The PQ ended up with 75 seats in Quebec's 125-seat provincial assembly, against the pro-unity Liberals 49, and an independent. That was five short of the basic 80 seats PQ separationists had sought as the eloquent statement that Quebec's 7.5 million people, 30 per cent of Canada's population, wanted independence.

"I have to say that I was looking for more," said Mr Bouchard.

If the seat allocation wasn't proof enough, a tally of the popular vote showed the Liberals, at 43.7 per cent, polling higher than the PQ. The pro-unity Liberal Party won strongly in safe seats, while the PQ were returned in their francophone (75-80 per cent of Quebecois are French-Canadian) seats with reduced majorities, an electoral map that Joh Bjelke-Petersen might recognise.

This skewed result proved polls that showed Mr Bouchard, a former federal minister and official proponent of Canada as one-time ambassador to France, would be returned because he'd done a decent job with health and the economy.

They also that the bulk of Quebecois are less than convinced it is a good idea to go it alone, having narrowly turned that down in a bitter 1995 referendum.

For the ROC, it means more of what Bouchard's crankier predecessor, Jacques Parizeau, described as Canada's "permanent trip to the dentist" -Quebec's perennial efforts to get more of the national pie, the real issue many Canadians suspect is behind the separatist front.

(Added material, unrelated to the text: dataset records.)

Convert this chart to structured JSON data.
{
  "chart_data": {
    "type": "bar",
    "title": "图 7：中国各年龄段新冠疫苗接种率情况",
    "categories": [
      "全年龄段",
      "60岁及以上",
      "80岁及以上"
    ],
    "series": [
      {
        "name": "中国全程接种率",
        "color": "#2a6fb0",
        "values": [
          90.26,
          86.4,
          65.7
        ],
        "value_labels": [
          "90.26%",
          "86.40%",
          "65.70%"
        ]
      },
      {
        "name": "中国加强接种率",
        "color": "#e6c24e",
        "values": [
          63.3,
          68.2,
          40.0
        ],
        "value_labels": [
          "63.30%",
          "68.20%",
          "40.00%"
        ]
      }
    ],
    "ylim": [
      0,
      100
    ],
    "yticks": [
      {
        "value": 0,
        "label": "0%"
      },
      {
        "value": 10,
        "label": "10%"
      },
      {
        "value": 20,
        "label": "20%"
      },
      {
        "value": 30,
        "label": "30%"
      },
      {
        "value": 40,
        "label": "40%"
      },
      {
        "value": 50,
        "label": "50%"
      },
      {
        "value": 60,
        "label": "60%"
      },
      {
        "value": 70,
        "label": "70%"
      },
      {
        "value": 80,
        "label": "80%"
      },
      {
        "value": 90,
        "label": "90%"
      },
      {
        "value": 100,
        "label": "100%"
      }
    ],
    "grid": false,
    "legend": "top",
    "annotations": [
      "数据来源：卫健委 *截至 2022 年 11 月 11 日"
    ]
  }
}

In Washington, US planners view a unified Canada as an anchor of a NAFTA extending south to become FTAA, the Free Trade Area of the Americas. The US pointedly said this week it "valued ties with a strong and united Canada".

In the ROC, the view is one of bored impatience.

"Why should they (the Quebecois) have a referendum and we do not?" asked Ingrid Hagerlund of West Vancouver, herself a recently naturalised Canadian. "If they want to divide my country, I think I should also have a say if I want it to be divided."